According to a 2014 report on the use of cash by
the Federal Reserve Bank of San Francisco, cash is still king when it
comes to retail payments under $25 in the United States. The report
states that the fact that debit cards tend to be used frequently for
person-to-person transfers and several other categories of expenditure
such as gifts, food, transportation and entertainment indicates that
cash usage likely is not the result of a lack of access to alternative
payment options.
The average transaction size for many of these expenditure categories
is relatively low, suggesting that the reason cash is the most or
second-most frequently used payment instrument is because small value
transactions tend to dominate these categories.

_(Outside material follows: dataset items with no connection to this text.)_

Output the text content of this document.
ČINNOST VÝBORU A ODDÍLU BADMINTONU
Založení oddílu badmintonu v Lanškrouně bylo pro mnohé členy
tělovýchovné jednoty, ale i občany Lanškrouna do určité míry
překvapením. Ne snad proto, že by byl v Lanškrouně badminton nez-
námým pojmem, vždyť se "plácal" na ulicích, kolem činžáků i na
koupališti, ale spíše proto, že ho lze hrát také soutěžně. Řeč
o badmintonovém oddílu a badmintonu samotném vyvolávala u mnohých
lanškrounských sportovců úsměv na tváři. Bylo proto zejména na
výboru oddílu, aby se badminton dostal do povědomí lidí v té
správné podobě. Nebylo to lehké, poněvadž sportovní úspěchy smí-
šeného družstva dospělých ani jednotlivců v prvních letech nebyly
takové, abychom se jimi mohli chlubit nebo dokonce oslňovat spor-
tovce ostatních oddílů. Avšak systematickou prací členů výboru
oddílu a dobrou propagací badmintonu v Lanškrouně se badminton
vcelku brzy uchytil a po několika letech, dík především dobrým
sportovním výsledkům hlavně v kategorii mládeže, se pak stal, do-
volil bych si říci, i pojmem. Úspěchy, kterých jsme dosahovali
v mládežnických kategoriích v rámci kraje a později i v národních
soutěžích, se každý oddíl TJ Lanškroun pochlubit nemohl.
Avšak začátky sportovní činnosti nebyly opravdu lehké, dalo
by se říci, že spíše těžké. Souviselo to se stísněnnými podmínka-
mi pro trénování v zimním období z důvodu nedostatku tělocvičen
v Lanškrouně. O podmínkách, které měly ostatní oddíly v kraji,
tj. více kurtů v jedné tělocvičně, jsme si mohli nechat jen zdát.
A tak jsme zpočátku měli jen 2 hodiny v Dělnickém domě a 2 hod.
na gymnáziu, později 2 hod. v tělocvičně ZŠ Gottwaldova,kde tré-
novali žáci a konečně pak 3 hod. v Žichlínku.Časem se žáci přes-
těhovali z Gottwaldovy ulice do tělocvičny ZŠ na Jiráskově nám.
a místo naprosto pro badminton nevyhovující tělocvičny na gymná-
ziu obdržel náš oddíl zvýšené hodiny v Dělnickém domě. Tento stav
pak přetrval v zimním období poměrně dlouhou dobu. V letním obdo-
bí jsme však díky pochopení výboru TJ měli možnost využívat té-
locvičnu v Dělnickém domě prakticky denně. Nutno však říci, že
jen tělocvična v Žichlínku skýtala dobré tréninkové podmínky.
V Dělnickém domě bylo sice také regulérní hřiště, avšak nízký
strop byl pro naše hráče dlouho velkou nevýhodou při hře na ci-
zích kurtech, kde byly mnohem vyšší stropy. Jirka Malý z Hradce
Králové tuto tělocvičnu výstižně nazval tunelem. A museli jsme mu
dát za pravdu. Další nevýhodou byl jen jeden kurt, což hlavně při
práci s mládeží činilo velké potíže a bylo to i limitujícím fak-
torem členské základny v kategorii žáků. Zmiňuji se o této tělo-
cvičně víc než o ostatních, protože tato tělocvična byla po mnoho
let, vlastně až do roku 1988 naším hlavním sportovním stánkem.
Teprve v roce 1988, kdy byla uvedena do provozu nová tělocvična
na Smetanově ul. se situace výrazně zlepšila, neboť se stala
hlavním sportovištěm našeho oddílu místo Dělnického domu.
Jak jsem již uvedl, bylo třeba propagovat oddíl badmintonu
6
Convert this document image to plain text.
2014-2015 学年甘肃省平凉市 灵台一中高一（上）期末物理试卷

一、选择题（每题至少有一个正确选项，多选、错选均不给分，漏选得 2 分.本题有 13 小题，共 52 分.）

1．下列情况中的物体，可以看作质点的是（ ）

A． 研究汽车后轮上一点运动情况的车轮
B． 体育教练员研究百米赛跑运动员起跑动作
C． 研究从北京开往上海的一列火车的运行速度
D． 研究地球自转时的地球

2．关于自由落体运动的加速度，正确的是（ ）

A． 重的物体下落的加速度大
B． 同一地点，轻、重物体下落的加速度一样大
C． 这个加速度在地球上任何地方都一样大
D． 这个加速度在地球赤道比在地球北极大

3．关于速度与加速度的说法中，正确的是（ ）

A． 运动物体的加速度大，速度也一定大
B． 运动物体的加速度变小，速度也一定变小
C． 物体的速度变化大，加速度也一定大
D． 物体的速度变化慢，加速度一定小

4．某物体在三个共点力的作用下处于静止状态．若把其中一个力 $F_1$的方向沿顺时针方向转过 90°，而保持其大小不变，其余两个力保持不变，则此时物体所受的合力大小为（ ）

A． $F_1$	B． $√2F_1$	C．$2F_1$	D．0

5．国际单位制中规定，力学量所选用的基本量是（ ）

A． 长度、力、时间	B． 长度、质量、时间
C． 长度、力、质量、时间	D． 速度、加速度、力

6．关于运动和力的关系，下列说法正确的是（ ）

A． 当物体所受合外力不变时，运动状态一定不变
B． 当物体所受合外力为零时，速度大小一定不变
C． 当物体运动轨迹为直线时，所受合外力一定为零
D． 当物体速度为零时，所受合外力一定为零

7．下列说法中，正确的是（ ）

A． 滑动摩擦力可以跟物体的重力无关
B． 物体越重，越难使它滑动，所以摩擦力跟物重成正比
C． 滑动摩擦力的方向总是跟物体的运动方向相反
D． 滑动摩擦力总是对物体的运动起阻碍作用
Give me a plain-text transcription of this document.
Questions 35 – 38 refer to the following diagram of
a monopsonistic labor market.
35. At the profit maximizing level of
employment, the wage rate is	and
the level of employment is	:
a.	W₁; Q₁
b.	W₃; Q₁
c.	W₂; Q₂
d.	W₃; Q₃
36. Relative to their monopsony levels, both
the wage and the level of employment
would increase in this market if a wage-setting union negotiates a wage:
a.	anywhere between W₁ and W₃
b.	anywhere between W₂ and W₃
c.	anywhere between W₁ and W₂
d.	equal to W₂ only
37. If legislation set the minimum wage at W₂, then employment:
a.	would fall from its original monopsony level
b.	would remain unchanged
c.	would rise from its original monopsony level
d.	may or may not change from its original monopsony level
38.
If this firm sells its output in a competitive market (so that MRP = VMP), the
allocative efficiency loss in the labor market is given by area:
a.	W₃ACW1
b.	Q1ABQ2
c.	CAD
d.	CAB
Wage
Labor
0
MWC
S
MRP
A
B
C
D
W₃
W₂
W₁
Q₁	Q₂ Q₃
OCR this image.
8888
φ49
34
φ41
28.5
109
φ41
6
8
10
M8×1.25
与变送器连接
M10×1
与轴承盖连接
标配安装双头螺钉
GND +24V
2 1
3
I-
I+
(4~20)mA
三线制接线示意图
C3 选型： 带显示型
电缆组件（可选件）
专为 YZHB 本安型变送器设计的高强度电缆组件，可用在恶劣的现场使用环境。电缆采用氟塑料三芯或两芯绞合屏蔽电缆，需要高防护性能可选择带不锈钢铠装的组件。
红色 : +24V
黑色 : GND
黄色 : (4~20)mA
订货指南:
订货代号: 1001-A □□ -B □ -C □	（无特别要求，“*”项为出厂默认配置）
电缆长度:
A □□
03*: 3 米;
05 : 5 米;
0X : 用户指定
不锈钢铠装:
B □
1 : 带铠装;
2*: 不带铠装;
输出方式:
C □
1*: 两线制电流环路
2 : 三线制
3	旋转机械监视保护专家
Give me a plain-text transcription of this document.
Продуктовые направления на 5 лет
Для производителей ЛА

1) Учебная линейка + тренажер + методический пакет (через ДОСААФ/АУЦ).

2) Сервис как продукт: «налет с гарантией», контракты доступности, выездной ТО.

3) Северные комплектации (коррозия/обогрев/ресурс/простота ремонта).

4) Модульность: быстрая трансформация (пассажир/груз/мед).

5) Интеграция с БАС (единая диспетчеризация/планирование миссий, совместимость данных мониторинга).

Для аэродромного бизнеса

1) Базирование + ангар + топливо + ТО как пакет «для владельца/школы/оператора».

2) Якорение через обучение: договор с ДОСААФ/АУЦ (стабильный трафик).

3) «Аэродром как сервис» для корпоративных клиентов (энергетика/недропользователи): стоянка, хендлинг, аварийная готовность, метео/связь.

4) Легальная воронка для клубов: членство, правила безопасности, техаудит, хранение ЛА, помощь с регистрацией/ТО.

The conclusion I draw from this is that cash is encouraged by
merchants and retailers for small transaction sizes either through
minimum transaction sizes or with higher prices by including taxes. Who
can blame them? The transaction fees for credit and debit cards erode
profits for smaller transactions, 30 cents + 3 percent for each
transaction.
As bitcoin grows and Apple Pay extends its reach over the next few
years, cash will shrink. The governments are incentivized to promote
digital currencies because of the visibility they can glean from their
public ledgers. Bitcoin analytics startups such as Blocktrail and Coinalytics
are receiving funding to help the world understand what’s going on in
the payment network, much the same way the traditional banking system
has been monitored.
Apple Pay and digital currency will play a massive part in changing
how consumers perceive — and make — low-value payments. The businesses
that are quickest to realize this will be the ones that benefit – but
believe me, the days of physical cash are numbered.